Other researchers have raised similar concerns. For example, Kimball et al., (2012) showed that delaying metamemory judgments and restudy choices did not improve cued recall. However, unlike our study, Kimball et al. did not correct metamemory illusions but investigated the general beneficial effect of delaying judgments on metamemory accuracy (see meta-analysis by Rhodes & Tauber 2011). Although correcting a strong metamemory illusion might be assumed to have a clearer effect on metamemory control and memory, this was not the case in our study. Further, Begg et al. (1992) showed that, whereas metamemory monitoring after a delay allowed participants to detect items that were not well learned, these items benefitted from restudy as much as items that participants deemed well learned. From our results, we may conclude that source memory does not benefit very much from the restudy of selected materials, even if the restudy choices are based on accurate metamemory monitoring. Thus, remedying metamemory illusions alone may not always be sufficient to improve learning behavior and memory. People may need to learn how to effectively translate their improved metamemory monitoring into metamemory control so that they select appropriate study strategies for the task at hand. Critically, they may further need to learn how to translate improved metamemory control into enhanced memory. In the future, other metamemory illusions should be studied to investigate the generalizability of our results.

Appendix: Effects of Metamemory Monitoring and Control on Source Guessing

We want to comment on an interesting observation regarding source guessing not mentioned in the main text. When people do not remember the source of information in a source-monitoring task, they must guess the source (see Figure 4). Schema-based expectations typically bias source guessing toward the source that is schema-consistent with the test item. That is, if people do not remember the source of an item, they tend to guess that it originated from an expected source (Arnold et al., 2013; Bayen & Kuhlmann, 2011; Bayen et al., 2000; Bell et al., 2012; Ehrenberg & Klauer, 2005; Kroneisen & Bell, 2013; Kroneisen et al., 2015; Kuhlmann et al., 2012; Küppers & Bayen, 2014; Schaper & Bayen, 2021; Schaper et al., 2019a, b, 2021; Spaniol & Bayen, 2002; Wulff & Kuhlmann, 2020).

Therefore, we expected source guessing to be biased in favor of the expected source. To test this, we calculated the parameter difference Δg = g – 0.50 (with g = .50 indicating unbiased source guessing and g >.50 indicating schema-consistent guessing). Participants guessed schema-consistently in the immediate-JOS group, Δg = .25 [.16, .32], and in the delayed-JOS group, Δg = .11 [< .01, .20]. Interestingly, guessing bias was significantly stronger in the immediate than in the delayed-JOS group, Δg_{immediate − delayed} = .15 [.02, .28].

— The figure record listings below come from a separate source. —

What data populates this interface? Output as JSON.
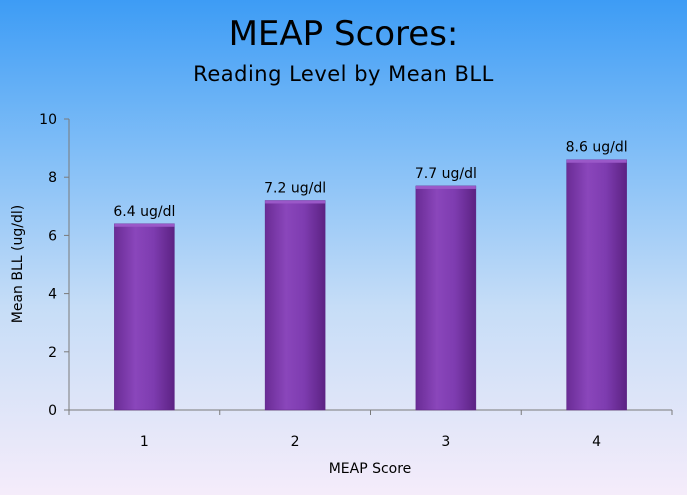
{
  "title": "MEAP Scores:",
  "subtitle": "Reading Level by Mean BLL",
  "colors": {
    "bar": "#7a34a8",
    "bar_light": "#9a58c8",
    "bar_dark": "#5c2283",
    "axis": "#7a7a7a"
  },
  "chart_data": {
    "type": "bar",
    "title": "MEAP Scores:",
    "subtitle": "Reading Level by Mean BLL",
    "categories": [
      "1",
      "2",
      "3",
      "4"
    ],
    "values": [
      6.4,
      7.2,
      7.7,
      8.6
    ],
    "data_labels": [
      "6.4 ug/dl",
      "7.2 ug/dl",
      "7.7 ug/dl",
      "8.6 ug/dl"
    ],
    "xlabel": "MEAP Score",
    "ylabel": "Mean BLL (ug/dl)",
    "ylim": [
      0,
      10
    ],
    "yticks": [
      0,
      2,
      4,
      6,
      8,
      10
    ],
    "grid": false,
    "legend": "none"
  }
}
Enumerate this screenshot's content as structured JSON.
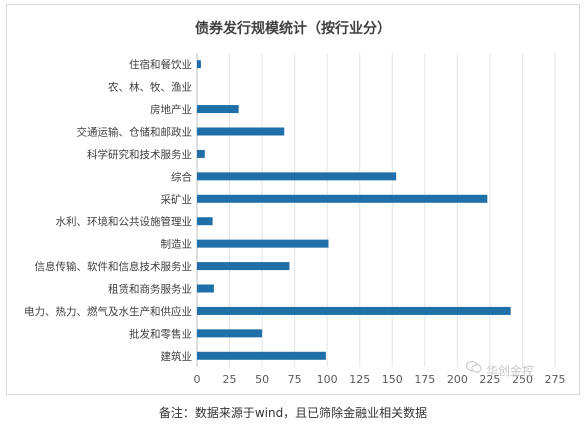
{
  "chart_data": {
    "type": "bar",
    "orientation": "horizontal",
    "title": "债券发行规模统计（按行业分）",
    "categories": [
      "住宿和餐饮业",
      "农、林、牧、渔业",
      "房地产业",
      "交通运输、仓储和邮政业",
      "科学研究和技术服务业",
      "综合",
      "采矿业",
      "水利、环境和公共设施管理业",
      "制造业",
      "信息传输、软件和信息技术服务业",
      "租赁和商务服务业",
      "电力、热力、燃气及水生产和供应业",
      "批发和零售业",
      "建筑业"
    ],
    "values": [
      3,
      0,
      32,
      67,
      6,
      153,
      223,
      12,
      101,
      71,
      13,
      241,
      50,
      99
    ],
    "xlim": [
      0,
      275
    ],
    "xticks": [
      0,
      25,
      50,
      75,
      100,
      125,
      150,
      175,
      200,
      225,
      250,
      275
    ],
    "grid": true,
    "bar_color": "#1f6fa8"
  },
  "note": "备注：数据来源于wind，且已筛除金融业相关数据",
  "watermark": "华创金控"
}
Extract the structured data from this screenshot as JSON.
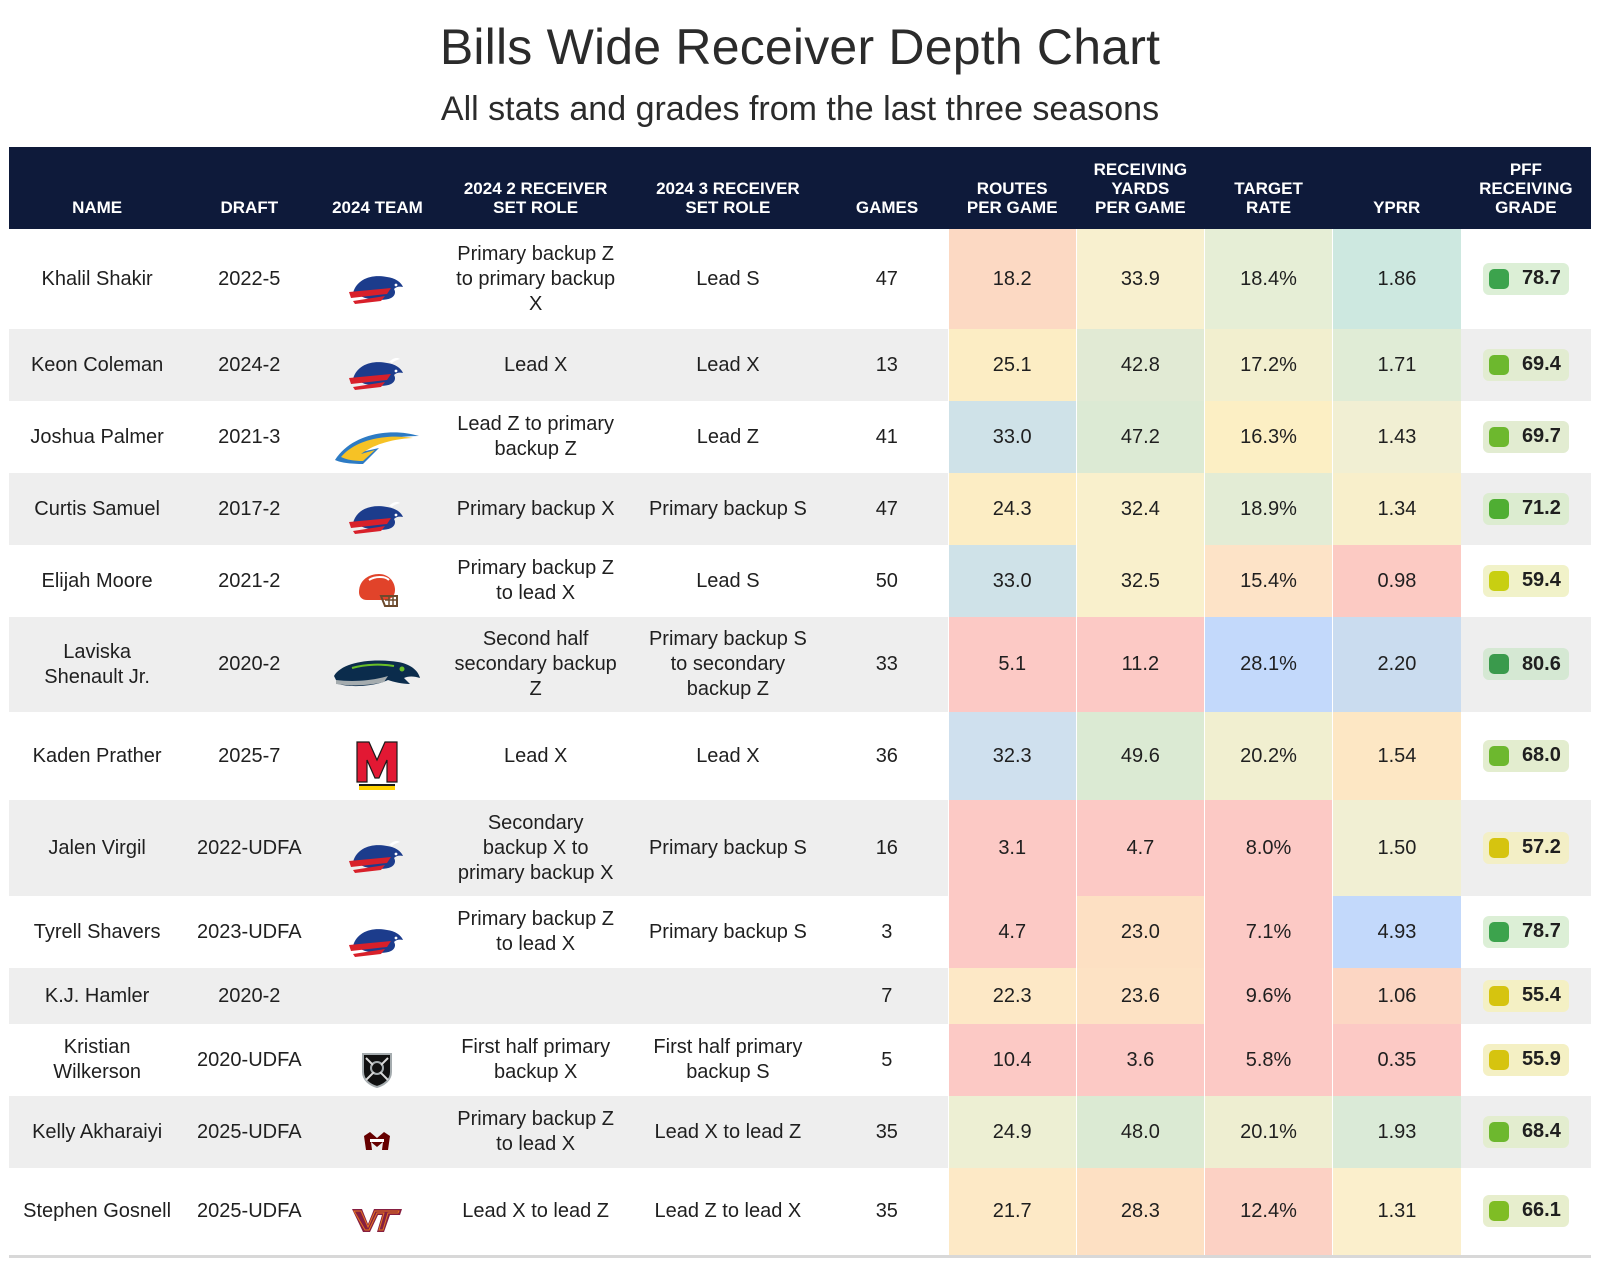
{
  "title": "Bills Wide Receiver Depth Chart",
  "subtitle": "All stats and grades from the last three seasons",
  "columns": {
    "name": "NAME",
    "draft": "DRAFT",
    "team": "2024 TEAM",
    "role2": "2024 2 RECEIVER\nSET ROLE",
    "role3": "2024 3 RECEIVER\nSET ROLE",
    "games": "GAMES",
    "routes": "ROUTES\nPER GAME",
    "yards": "RECEIVING\nYARDS\nPER GAME",
    "target": "TARGET\nRATE",
    "yprr": "YPRR",
    "grade": "PFF\nRECEIVING\nGRADE"
  },
  "colors": {
    "header_bg": "#0e1a3a",
    "red": "#fcc9c5",
    "orange": "#fde3c7",
    "yellow": "#fcefc4",
    "cream": "#f1f0d3",
    "lightgreen": "#e1eed7",
    "teal": "#cce7e2",
    "steel": "#cfe1e8",
    "blue": "#c8dcf4",
    "bluedeep": "#c3d9fb",
    "grade_green_dark": "#3ca34d",
    "grade_green": "#6db82e",
    "grade_yellow": "#c8cf12",
    "grade_yellow_warm": "#d6c40f"
  },
  "chart_data": {
    "type": "table",
    "title": "Bills Wide Receiver Depth Chart",
    "subtitle": "All stats and grades from the last three seasons",
    "rows": [
      {
        "name": "Khalil Shakir",
        "draft": "2022-5",
        "team_logo": "buffalo-bills-logo",
        "role2": "Primary backup Z\nto primary backup\nX",
        "role3": "Lead S",
        "games": "47",
        "routes": "18.2",
        "yards": "33.9",
        "target": "18.4%",
        "yprr": "1.86",
        "grade": "78.7",
        "c_routes": "#fcd9c3",
        "c_yards": "#f8f0cf",
        "c_target": "#e6eed6",
        "c_yprr": "#cde8e0",
        "grade_bg": "#dcefd6",
        "grade_dot": "#3ca34d"
      },
      {
        "name": "Keon Coleman",
        "draft": "2024-2",
        "team_logo": "buffalo-bills-logo",
        "role2": "Lead X",
        "role3": "Lead X",
        "games": "13",
        "routes": "25.1",
        "yards": "42.8",
        "target": "17.2%",
        "yprr": "1.71",
        "grade": "69.4",
        "c_routes": "#fcedc4",
        "c_yards": "#e1ead4",
        "c_target": "#f2efcf",
        "c_yprr": "#e0ecd6",
        "grade_bg": "#e2ecd1",
        "grade_dot": "#6db82e"
      },
      {
        "name": "Joshua Palmer",
        "draft": "2021-3",
        "team_logo": "chargers-bolt-logo",
        "role2": "Lead Z to primary\nbackup Z",
        "role3": "Lead Z",
        "games": "41",
        "routes": "33.0",
        "yards": "47.2",
        "target": "16.3%",
        "yprr": "1.43",
        "grade": "69.7",
        "c_routes": "#cfe2e8",
        "c_yards": "#dcead4",
        "c_target": "#fcefc4",
        "c_yprr": "#f1efd3",
        "grade_bg": "#e2ecd1",
        "grade_dot": "#6db82e"
      },
      {
        "name": "Curtis Samuel",
        "draft": "2017-2",
        "team_logo": "buffalo-bills-logo",
        "role2": "Primary backup X",
        "role3": "Primary backup S",
        "games": "47",
        "routes": "24.3",
        "yards": "32.4",
        "target": "18.9%",
        "yprr": "1.34",
        "grade": "71.2",
        "c_routes": "#fcedc4",
        "c_yards": "#f9f0cc",
        "c_target": "#e3ecd5",
        "c_yprr": "#f8efcb",
        "grade_bg": "#dcecd0",
        "grade_dot": "#4fae33"
      },
      {
        "name": "Elijah Moore",
        "draft": "2021-2",
        "team_logo": "cleveland-browns-helmet-logo",
        "role2": "Primary backup Z\nto lead X",
        "role3": "Lead S",
        "games": "50",
        "routes": "33.0",
        "yards": "32.5",
        "target": "15.4%",
        "yprr": "0.98",
        "grade": "59.4",
        "c_routes": "#cfe2e8",
        "c_yards": "#f9f0cc",
        "c_target": "#fde3c7",
        "c_yprr": "#fccac3",
        "grade_bg": "#f1f2c9",
        "grade_dot": "#c8cf12"
      },
      {
        "name": "Laviska\nShenault Jr.",
        "draft": "2020-2",
        "team_logo": "seattle-seahawks-logo",
        "role2": "Second half\nsecondary backup\nZ",
        "role3": "Primary backup S\nto secondary\nbackup Z",
        "games": "33",
        "routes": "5.1",
        "yards": "11.2",
        "target": "28.1%",
        "yprr": "2.20",
        "grade": "80.6",
        "c_routes": "#fcc9c5",
        "c_yards": "#fcc9c5",
        "c_target": "#c3d9fb",
        "c_yprr": "#cadcef",
        "grade_bg": "#d5e8d3",
        "grade_dot": "#3a9a4c"
      },
      {
        "name": "Kaden Prather",
        "draft": "2025-7",
        "team_logo": "maryland-terrapins-logo",
        "role2": "Lead X",
        "role3": "Lead X",
        "games": "36",
        "routes": "32.3",
        "yards": "49.6",
        "target": "20.2%",
        "yprr": "1.54",
        "grade": "68.0",
        "c_routes": "#cfe0ee",
        "c_yards": "#dbead3",
        "c_target": "#f1efd0",
        "c_yprr": "#fde7c4",
        "grade_bg": "#e3edcf",
        "grade_dot": "#6db82e"
      },
      {
        "name": "Jalen Virgil",
        "draft": "2022-UDFA",
        "team_logo": "buffalo-bills-logo",
        "role2": "Secondary\nbackup X to\nprimary backup X",
        "role3": "Primary backup S",
        "games": "16",
        "routes": "3.1",
        "yards": "4.7",
        "target": "8.0%",
        "yprr": "1.50",
        "grade": "57.2",
        "c_routes": "#fcc9c5",
        "c_yards": "#fcc9c5",
        "c_target": "#fcc9c5",
        "c_yprr": "#f1efd3",
        "grade_bg": "#f3efc6",
        "grade_dot": "#d6c40f"
      },
      {
        "name": "Tyrell Shavers",
        "draft": "2023-UDFA",
        "team_logo": "buffalo-bills-logo",
        "role2": "Primary backup Z\nto lead X",
        "role3": "Primary backup S",
        "games": "3",
        "routes": "4.7",
        "yards": "23.0",
        "target": "7.1%",
        "yprr": "4.93",
        "grade": "78.7",
        "c_routes": "#fcc9c5",
        "c_yards": "#fde0c3",
        "c_target": "#fcc9c5",
        "c_yprr": "#c3d9fb",
        "grade_bg": "#dcefd6",
        "grade_dot": "#3ca34d"
      },
      {
        "name": "K.J. Hamler",
        "draft": "2020-2",
        "team_logo": "",
        "role2": "",
        "role3": "",
        "games": "7",
        "routes": "22.3",
        "yards": "23.6",
        "target": "9.6%",
        "yprr": "1.06",
        "grade": "55.4",
        "c_routes": "#fde8c6",
        "c_yards": "#fde2c4",
        "c_target": "#fcc9c5",
        "c_yprr": "#fcd6c3",
        "grade_bg": "#f4f0c4",
        "grade_dot": "#d6c40f"
      },
      {
        "name": "Kristian\nWilkerson",
        "draft": "2020-UDFA",
        "team_logo": "las-vegas-raiders-logo",
        "role2": "First half primary\nbackup X",
        "role3": "First half primary\nbackup S",
        "games": "5",
        "routes": "10.4",
        "yards": "3.6",
        "target": "5.8%",
        "yprr": "0.35",
        "grade": "55.9",
        "c_routes": "#fcc9c5",
        "c_yards": "#fcc9c5",
        "c_target": "#fcc9c5",
        "c_yprr": "#fcc9c5",
        "grade_bg": "#f4f0c4",
        "grade_dot": "#d6c40f"
      },
      {
        "name": "Kelly Akharaiyi",
        "draft": "2025-UDFA",
        "team_logo": "mississippi-state-logo",
        "role2": "Primary backup Z\nto lead X",
        "role3": "Lead X to lead Z",
        "games": "35",
        "routes": "24.9",
        "yards": "48.0",
        "target": "20.1%",
        "yprr": "1.93",
        "grade": "68.4",
        "c_routes": "#edefd3",
        "c_yards": "#dbead3",
        "c_target": "#eeeed1",
        "c_yprr": "#daead7",
        "grade_bg": "#e3edcf",
        "grade_dot": "#6db82e"
      },
      {
        "name": "Stephen Gosnell",
        "draft": "2025-UDFA",
        "team_logo": "virginia-tech-logo",
        "role2": "Lead X to lead Z",
        "role3": "Lead Z to lead X",
        "games": "35",
        "routes": "21.7",
        "yards": "28.3",
        "target": "12.4%",
        "yprr": "1.31",
        "grade": "66.1",
        "c_routes": "#fde9c6",
        "c_yards": "#fde0c3",
        "c_target": "#fcd1c4",
        "c_yprr": "#fbefcc",
        "grade_bg": "#e7eecd",
        "grade_dot": "#7fbd25"
      }
    ]
  }
}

This group difference in source-guessing bias may be due to the difference in restudy choices. Group differences in restudy may have resulted in different metacognitive thoughts at test. The immediate-JOS group restudied more unexpected source–item pairs. At test, this may have resulted in the conviction that if an item had been presented with the unexpected source, the source would have been remembered. This may have strongly biased participants in the immediate-JOS group to guess the expected source when they did not remember the source. Conversely, in the delayed-JOS group, participants restudied about half expected and half unexpected source–item pairs. Thus, they likely lacked a similar conviction and their schema-consistent guessing bias was less pronounced.